When instrumenting with the Frametail SDK, include tokens in your span metrics:

import Frametail from 'frametail'

const client = new Frametail()

const result = await client.trace('generate-response', async (span) => {
  const response = await openai.chat.completions.create({
    model: 'gpt-4o-mini',
    messages: [{ role: 'user', content: 'Summarize this...' }],
  })

  span.setMetrics({
    promptTokens: response.usage.prompt_tokens,
    completionTokens: response.usage.completion_tokens,
    totalTokens: response.usage.total_tokens,
    // Optionally set explicit cost if you negotiate custom rates:
    // costMicroUsd: Math.round(0.00042 * 1_000_000),
  })

  return response.choices[0].message.content
})

The model is derived from the span name or attributes; Frametail auto-computes cost from tokens.

Querying usage

Fetch cost and token rollups for a project via the API:

curl https://api.frametail.io/graphql \
  -H "Authorization: Bearer $API_KEY" \
  -d '{
    "query": "query { projectUsageRollup(projectId: \"...\", startTime: 1718731200000, endTime: 1718817600000) { costMicroUsd spanCount promptTokens completionTokens byModel { model spanCount costMicroUsd totalTokens } } }"
  }'

Response (example):

{
  "data": {
    "projectUsageRollup": {
      "costMicroUsd": 125000,
      "spanCount": 3200,
      "promptTokens": 520000,
      "completionTokens": 180000,
      "byModel": [
        {
          "model": "openai/gpt-4o",
          "spanCount": 500,
          "costMicroUsd": 85000,
          "totalTokens": 420000
        },
        {
          "model": "openai/gpt-4.1-mini",
          "spanCount": 2700,
          "costMicroUsd": 40000,
          "totalTokens": 480000
        }
      ]
    }
  }
}

Note: costMicroUsd is in integer micro-USD. Divide by 1,000,000 to get USD:

125000 micro-USD = $0.125 USD

Time ranges

The startTime and endTime are Unix timestamps in milliseconds:

// Last 24 hours
const now = Date.now()
const startTime = now - 24 * 60 * 60 * 1000
const endTime = now

// Specific date range
const startTime = new Date('2024-06-18T00:00:00Z').getTime()
const endTime = new Date('2024-06-19T00:00:00Z').getTime()

Benchmarks

Every benchmark run aggregates cost across all generated samples.

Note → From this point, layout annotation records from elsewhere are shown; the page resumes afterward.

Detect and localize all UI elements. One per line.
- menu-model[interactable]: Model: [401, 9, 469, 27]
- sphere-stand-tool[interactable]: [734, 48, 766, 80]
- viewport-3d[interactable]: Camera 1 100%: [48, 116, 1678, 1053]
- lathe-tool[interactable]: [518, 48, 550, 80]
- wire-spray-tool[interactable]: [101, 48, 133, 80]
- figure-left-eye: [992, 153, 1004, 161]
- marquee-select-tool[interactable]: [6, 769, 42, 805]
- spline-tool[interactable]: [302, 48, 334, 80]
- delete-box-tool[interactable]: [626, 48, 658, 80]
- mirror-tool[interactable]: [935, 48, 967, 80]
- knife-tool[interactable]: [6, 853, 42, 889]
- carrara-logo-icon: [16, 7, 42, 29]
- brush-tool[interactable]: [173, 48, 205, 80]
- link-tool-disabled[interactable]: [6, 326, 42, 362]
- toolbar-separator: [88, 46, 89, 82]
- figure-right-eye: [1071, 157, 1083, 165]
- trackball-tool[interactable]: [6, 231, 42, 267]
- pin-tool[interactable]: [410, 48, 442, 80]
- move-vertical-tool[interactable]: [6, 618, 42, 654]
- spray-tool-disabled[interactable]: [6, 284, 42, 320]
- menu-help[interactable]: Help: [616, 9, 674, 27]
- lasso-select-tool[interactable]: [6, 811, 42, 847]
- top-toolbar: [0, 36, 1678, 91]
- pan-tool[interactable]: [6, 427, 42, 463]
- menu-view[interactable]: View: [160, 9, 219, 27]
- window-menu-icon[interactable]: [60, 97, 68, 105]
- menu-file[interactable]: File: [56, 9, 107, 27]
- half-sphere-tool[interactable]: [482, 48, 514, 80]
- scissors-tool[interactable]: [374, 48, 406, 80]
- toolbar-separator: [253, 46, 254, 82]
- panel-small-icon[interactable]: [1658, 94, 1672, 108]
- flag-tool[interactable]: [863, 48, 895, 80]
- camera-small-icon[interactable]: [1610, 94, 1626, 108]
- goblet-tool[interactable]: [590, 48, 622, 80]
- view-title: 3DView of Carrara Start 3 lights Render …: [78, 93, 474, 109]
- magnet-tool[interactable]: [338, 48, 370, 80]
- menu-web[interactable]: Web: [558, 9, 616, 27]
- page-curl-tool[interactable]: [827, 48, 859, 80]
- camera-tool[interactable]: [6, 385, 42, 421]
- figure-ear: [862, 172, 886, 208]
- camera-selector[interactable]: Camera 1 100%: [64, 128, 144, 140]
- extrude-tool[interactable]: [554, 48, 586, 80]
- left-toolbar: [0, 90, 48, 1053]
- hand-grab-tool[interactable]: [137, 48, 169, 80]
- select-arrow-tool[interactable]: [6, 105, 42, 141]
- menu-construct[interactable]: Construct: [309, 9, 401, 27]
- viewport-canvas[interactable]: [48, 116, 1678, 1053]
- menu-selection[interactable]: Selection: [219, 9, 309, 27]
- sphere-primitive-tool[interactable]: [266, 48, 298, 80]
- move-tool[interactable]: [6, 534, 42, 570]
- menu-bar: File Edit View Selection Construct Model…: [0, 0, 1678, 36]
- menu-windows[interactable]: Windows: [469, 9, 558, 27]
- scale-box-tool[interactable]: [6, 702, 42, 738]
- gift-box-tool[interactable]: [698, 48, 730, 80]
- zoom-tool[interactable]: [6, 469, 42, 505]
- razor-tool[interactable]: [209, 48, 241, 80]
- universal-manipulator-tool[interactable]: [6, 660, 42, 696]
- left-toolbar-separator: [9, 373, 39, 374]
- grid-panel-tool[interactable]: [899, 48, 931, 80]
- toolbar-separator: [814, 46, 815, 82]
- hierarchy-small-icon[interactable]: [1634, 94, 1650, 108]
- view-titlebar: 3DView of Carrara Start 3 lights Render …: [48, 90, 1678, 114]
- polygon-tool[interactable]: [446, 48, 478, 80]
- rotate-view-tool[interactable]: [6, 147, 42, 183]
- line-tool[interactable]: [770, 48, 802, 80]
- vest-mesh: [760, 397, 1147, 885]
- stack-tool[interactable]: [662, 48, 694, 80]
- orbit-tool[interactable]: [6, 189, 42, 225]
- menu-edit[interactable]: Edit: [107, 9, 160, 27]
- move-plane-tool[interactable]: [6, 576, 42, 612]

In the benchmark detail view, you can see:

  • Total cost for the run
  • Average cost per sample
  • Cost by model (if multiple models are used)

This helps you understand whether a new model version is worth the extra spend.

Dashboard & alerts

Future versions of Frametail will include:

  • A Cost Over Time graph showing daily/weekly spend trends.
  • Budget alerts when you approach thresholds.
  • Cost breakdown by model, project, and scorer.

For now, use the API queries above to build your own dashboards.

Troubleshooting

Cost is $0 even though I have tokens:

  • The model may not be in Frametail's pricing catalog. Check FRAMETAIL_MODEL_PRICING or set it explicitly via span.setMetrics({ costMicroUsd: ... }).

Cost looks too high / too low:

  • Verify your token counts are correct (print response.usage).
  • Check the model pricing table above; some list prices vary by region.
  • If using custom pricing, double-check the inputPer1M and outputPer1M values.

Costs don't sum correctly:

  • If you're using float costUsd on old spans, rounding differences can accumulate. Migrate to costMicroUsd (integer) for new spans.